Headline

Sekitar 50% anak pengguna internet pernah terpapar konten seksual di medsos.

Decoupling

Suryopratomo Dewan Redaksi Media Group
06/12/2017 05:31
Decoupling
(thinkstock)

TAHUN depan merupakan tahun politik. Di samping Presiden yang masih akan menjalankan tugas lima tahunan jabatannya, tahun depan kita akan memiliki nama pasangan calon presiden dan wakil presiden yang akan ikut kontestasi pada 2019 kelak. Partai-partai politik peserta Pemilihan Umum 2019 sudah harus memasukkan pasangan capres dan cawapres yang akan mereka usung, di samping nama calon anggota legislatif.

Wajar apabila muncul kekhawatiran karena untuk pertama kalinya kita akan menyelenggarakan pemilu legislatif dan pemilu presiden secara serentak, termasuk kekhawatiran dari kalangan dunia usaha karena akan memengaruhi keputusan bisnis mereka. Namun, sebenarnya masyarakat Indonesia semakin dewasa dalam menjalankan sistem demokrasi, termasuk memisahkan antara kepentingan ekonomi dan politik.

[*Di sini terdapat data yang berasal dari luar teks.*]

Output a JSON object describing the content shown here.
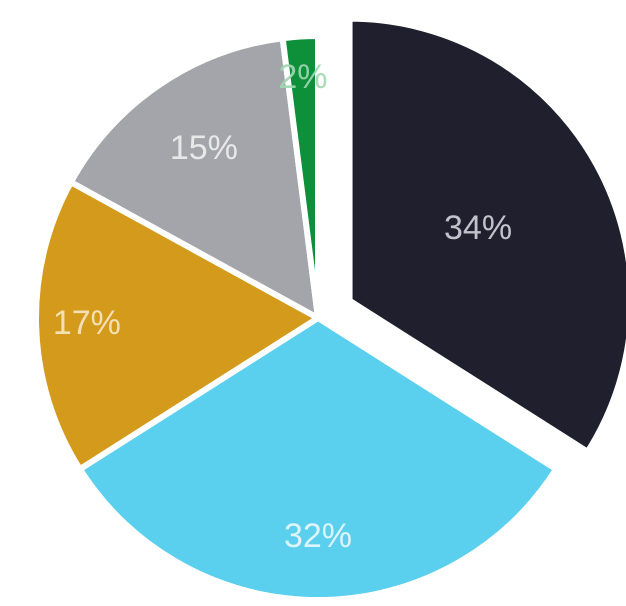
{
  "chart_data": {
    "type": "pie",
    "slices": [
      {
        "label": "34%",
        "value": 34,
        "color": "#1f1f2e",
        "label_color": "#cfd0d8"
      },
      {
        "label": "32%",
        "value": 32,
        "color": "#5bd0ee",
        "label_color": "#e8f8fd"
      },
      {
        "label": "17%",
        "value": 17,
        "color": "#d49a1c",
        "label_color": "#f6e6c0"
      },
      {
        "label": "15%",
        "value": 15,
        "color": "#a4a4ab",
        "label_color": "#eeeeef"
      },
      {
        "label": "2%",
        "value": 2,
        "color": "#0e8f3a",
        "label_color": "#9fd8b0"
      }
    ],
    "exploded_slice": 0,
    "legend": "none",
    "title": ""
  }
}
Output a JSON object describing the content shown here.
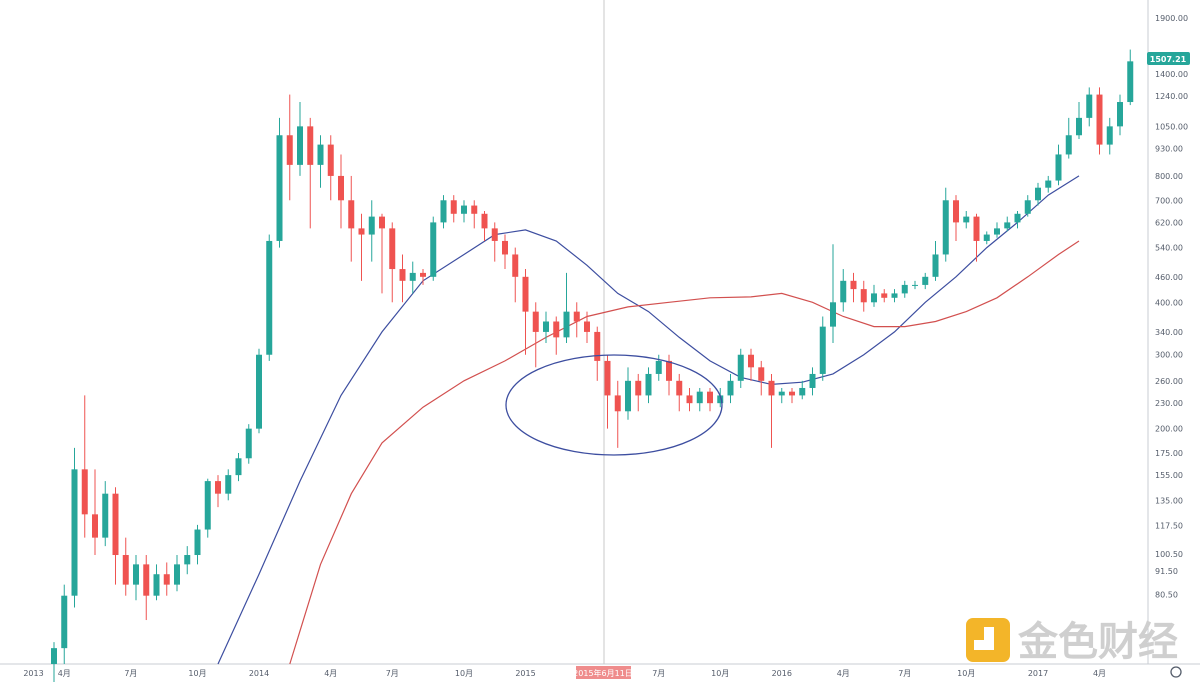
{
  "chart_data": {
    "type": "candlestick",
    "scale": "log",
    "ylim": [
      55,
      2100
    ],
    "price_axis_labels": [
      "1900.00",
      "1400.00",
      "1240.00",
      "1050.00",
      "930.00",
      "800.00",
      "700.00",
      "620.00",
      "540.00",
      "460.00",
      "400.00",
      "340.00",
      "300.00",
      "260.00",
      "230.00",
      "200.00",
      "175.00",
      "155.00",
      "135.00",
      "117.50",
      "100.50",
      "91.50",
      "80.50"
    ],
    "time_axis_labels": [
      "2013",
      "4月",
      "7月",
      "10月",
      "2014",
      "4月",
      "7月",
      "10月",
      "2015",
      "4月",
      "7月",
      "10月",
      "2016",
      "4月",
      "7月",
      "10月",
      "2017",
      "4月"
    ],
    "crosshair_date_label": "2015年6月11日",
    "last_price_label": "1507.21",
    "colors": {
      "up": "#26a69a",
      "down": "#ef5350",
      "ma_blue": "#3d4ea0",
      "ma_red": "#d2504f",
      "ellipse": "#3d4ea0",
      "crosshair": "#c9c9c9",
      "price_tag": "#26a69a",
      "cross_tag": "#ef8c8c"
    },
    "moving_averages": [
      {
        "color": "#3d4ea0",
        "points": [
          [
            18,
            55
          ],
          [
            22,
            90
          ],
          [
            26,
            150
          ],
          [
            30,
            240
          ],
          [
            34,
            340
          ],
          [
            38,
            450
          ],
          [
            42,
            520
          ],
          [
            45,
            580
          ],
          [
            48,
            595
          ],
          [
            51,
            560
          ],
          [
            54,
            490
          ],
          [
            57,
            420
          ],
          [
            60,
            380
          ],
          [
            63,
            330
          ],
          [
            66,
            290
          ],
          [
            69,
            265
          ],
          [
            72,
            255
          ],
          [
            75,
            258
          ],
          [
            78,
            270
          ],
          [
            81,
            300
          ],
          [
            84,
            340
          ],
          [
            87,
            400
          ],
          [
            90,
            460
          ],
          [
            93,
            540
          ],
          [
            96,
            620
          ],
          [
            99,
            720
          ],
          [
            102,
            800
          ]
        ]
      },
      {
        "color": "#d2504f",
        "points": [
          [
            25,
            55
          ],
          [
            28,
            95
          ],
          [
            31,
            140
          ],
          [
            34,
            185
          ],
          [
            38,
            225
          ],
          [
            42,
            260
          ],
          [
            46,
            290
          ],
          [
            50,
            330
          ],
          [
            54,
            370
          ],
          [
            58,
            390
          ],
          [
            62,
            400
          ],
          [
            66,
            410
          ],
          [
            70,
            412
          ],
          [
            73,
            420
          ],
          [
            76,
            400
          ],
          [
            79,
            370
          ],
          [
            82,
            350
          ],
          [
            85,
            350
          ],
          [
            88,
            360
          ],
          [
            91,
            380
          ],
          [
            94,
            410
          ],
          [
            97,
            460
          ],
          [
            100,
            520
          ],
          [
            102,
            560
          ]
        ]
      }
    ],
    "candles": [
      [
        2,
        55,
        60,
        43,
        62
      ],
      [
        3,
        60,
        80,
        55,
        85
      ],
      [
        4,
        80,
        160,
        75,
        180
      ],
      [
        5,
        160,
        125,
        110,
        240
      ],
      [
        6,
        125,
        110,
        100,
        160
      ],
      [
        7,
        110,
        140,
        105,
        150
      ],
      [
        8,
        140,
        100,
        85,
        145
      ],
      [
        9,
        100,
        85,
        80,
        110
      ],
      [
        10,
        85,
        95,
        78,
        100
      ],
      [
        11,
        95,
        80,
        70,
        100
      ],
      [
        12,
        80,
        90,
        78,
        95
      ],
      [
        13,
        90,
        85,
        80,
        96
      ],
      [
        14,
        85,
        95,
        82,
        100
      ],
      [
        15,
        95,
        100,
        90,
        105
      ],
      [
        16,
        100,
        115,
        95,
        118
      ],
      [
        17,
        115,
        150,
        110,
        152
      ],
      [
        18,
        150,
        140,
        130,
        155
      ],
      [
        19,
        140,
        155,
        135,
        160
      ],
      [
        20,
        155,
        170,
        150,
        175
      ],
      [
        21,
        170,
        200,
        165,
        205
      ],
      [
        22,
        200,
        300,
        195,
        310
      ],
      [
        23,
        300,
        560,
        290,
        580
      ],
      [
        24,
        560,
        1000,
        540,
        1100
      ],
      [
        25,
        1000,
        850,
        700,
        1250
      ],
      [
        26,
        850,
        1050,
        800,
        1200
      ],
      [
        27,
        1050,
        850,
        600,
        1100
      ],
      [
        28,
        850,
        950,
        750,
        1000
      ],
      [
        29,
        950,
        800,
        700,
        1000
      ],
      [
        30,
        800,
        700,
        600,
        900
      ],
      [
        31,
        700,
        600,
        500,
        800
      ],
      [
        32,
        600,
        580,
        450,
        650
      ],
      [
        33,
        580,
        640,
        500,
        700
      ],
      [
        34,
        640,
        600,
        420,
        650
      ],
      [
        35,
        600,
        480,
        400,
        620
      ],
      [
        36,
        480,
        450,
        400,
        520
      ],
      [
        37,
        450,
        470,
        420,
        500
      ],
      [
        38,
        470,
        460,
        440,
        480
      ],
      [
        39,
        460,
        620,
        450,
        640
      ],
      [
        40,
        620,
        700,
        600,
        720
      ],
      [
        41,
        700,
        650,
        620,
        720
      ],
      [
        42,
        650,
        680,
        620,
        700
      ],
      [
        43,
        680,
        650,
        600,
        700
      ],
      [
        44,
        650,
        600,
        560,
        660
      ],
      [
        45,
        600,
        560,
        500,
        620
      ],
      [
        46,
        560,
        520,
        480,
        580
      ],
      [
        47,
        520,
        460,
        400,
        540
      ],
      [
        48,
        460,
        380,
        300,
        480
      ],
      [
        49,
        380,
        340,
        280,
        400
      ],
      [
        50,
        340,
        360,
        320,
        380
      ],
      [
        51,
        360,
        330,
        300,
        370
      ],
      [
        52,
        330,
        380,
        320,
        470
      ],
      [
        53,
        380,
        360,
        330,
        400
      ],
      [
        54,
        360,
        340,
        320,
        380
      ],
      [
        55,
        340,
        290,
        260,
        350
      ],
      [
        56,
        290,
        240,
        200,
        300
      ],
      [
        57,
        240,
        220,
        180,
        260
      ],
      [
        58,
        220,
        260,
        210,
        280
      ],
      [
        59,
        260,
        240,
        220,
        270
      ],
      [
        60,
        240,
        270,
        230,
        280
      ],
      [
        61,
        270,
        290,
        260,
        300
      ],
      [
        62,
        290,
        260,
        240,
        300
      ],
      [
        63,
        260,
        240,
        220,
        270
      ],
      [
        64,
        240,
        230,
        220,
        250
      ],
      [
        65,
        230,
        245,
        220,
        250
      ],
      [
        66,
        245,
        230,
        220,
        250
      ],
      [
        67,
        230,
        240,
        225,
        250
      ],
      [
        68,
        240,
        260,
        230,
        270
      ],
      [
        69,
        260,
        300,
        250,
        310
      ],
      [
        70,
        300,
        280,
        260,
        310
      ],
      [
        71,
        280,
        260,
        240,
        290
      ],
      [
        72,
        260,
        240,
        180,
        270
      ],
      [
        73,
        240,
        245,
        230,
        250
      ],
      [
        74,
        245,
        240,
        230,
        250
      ],
      [
        75,
        240,
        250,
        235,
        260
      ],
      [
        76,
        250,
        270,
        240,
        280
      ],
      [
        77,
        270,
        350,
        260,
        370
      ],
      [
        78,
        350,
        400,
        320,
        550
      ],
      [
        79,
        400,
        450,
        380,
        480
      ],
      [
        80,
        450,
        430,
        400,
        470
      ],
      [
        81,
        430,
        400,
        380,
        450
      ],
      [
        82,
        400,
        420,
        390,
        440
      ],
      [
        83,
        420,
        410,
        400,
        430
      ],
      [
        84,
        410,
        420,
        400,
        430
      ],
      [
        85,
        420,
        440,
        410,
        450
      ],
      [
        86,
        440,
        440,
        430,
        450
      ],
      [
        87,
        440,
        460,
        430,
        470
      ],
      [
        88,
        460,
        520,
        450,
        560
      ],
      [
        89,
        520,
        700,
        500,
        750
      ],
      [
        90,
        700,
        620,
        560,
        720
      ],
      [
        91,
        620,
        640,
        600,
        660
      ],
      [
        92,
        640,
        560,
        500,
        650
      ],
      [
        93,
        560,
        580,
        550,
        590
      ],
      [
        94,
        580,
        600,
        570,
        620
      ],
      [
        95,
        600,
        620,
        590,
        640
      ],
      [
        96,
        620,
        650,
        600,
        660
      ],
      [
        97,
        650,
        700,
        640,
        720
      ],
      [
        98,
        700,
        750,
        680,
        770
      ],
      [
        99,
        750,
        780,
        730,
        800
      ],
      [
        100,
        780,
        900,
        760,
        950
      ],
      [
        101,
        900,
        1000,
        880,
        1100
      ],
      [
        102,
        1000,
        1100,
        980,
        1200
      ],
      [
        103,
        1100,
        1250,
        1050,
        1300
      ],
      [
        104,
        1250,
        950,
        900,
        1300
      ],
      [
        105,
        950,
        1050,
        900,
        1100
      ],
      [
        106,
        1050,
        1200,
        1000,
        1250
      ],
      [
        107,
        1200,
        1500,
        1180,
        1600
      ]
    ]
  },
  "watermark": {
    "brand_text": "金色财经"
  }
}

Sudah terjadi decoupling di antara kedua kepentingan tersebut. Dulu ketika kita baru awal menjalankan demokrasi, gejolak ekonomi langsung terjadi begitu ada rumor politik yang muncul. Paling terasa di pasar uang karena kita memang menerapkan sistem perdagangan terbuka.

Nilai tukar rupiah langsung berfluktuasi sehingga menyulitkan kalangan dunia usaha untuk mengambil keputusan bisnis. Hal itu sangat kita rasakan pada 10 tahun pertama reformasi. Ketidakstabilan politik sangat mudah dimanfaatkan untuk melemparkan rumor. Apalagi pada masa pemerintahan Abdurrahman Wahid sering terjadi keputusan mendadak berkaitan dengan pergantian menteri.

Namun, setelah itu kita banyak belajar. Risiko dari sistem demokrasi ialah kuatnya checks and balances. Pemerintah tidak bisa serta-merta mengambil keputusan. Setiap kali harus melakukan komunikasi politik dan itu tidak selalu berjalan mulus. Kalangan dunia usaha akhirnya makin memahami dan tidak harus khawatir ketika muncul perdebatan politik di publik.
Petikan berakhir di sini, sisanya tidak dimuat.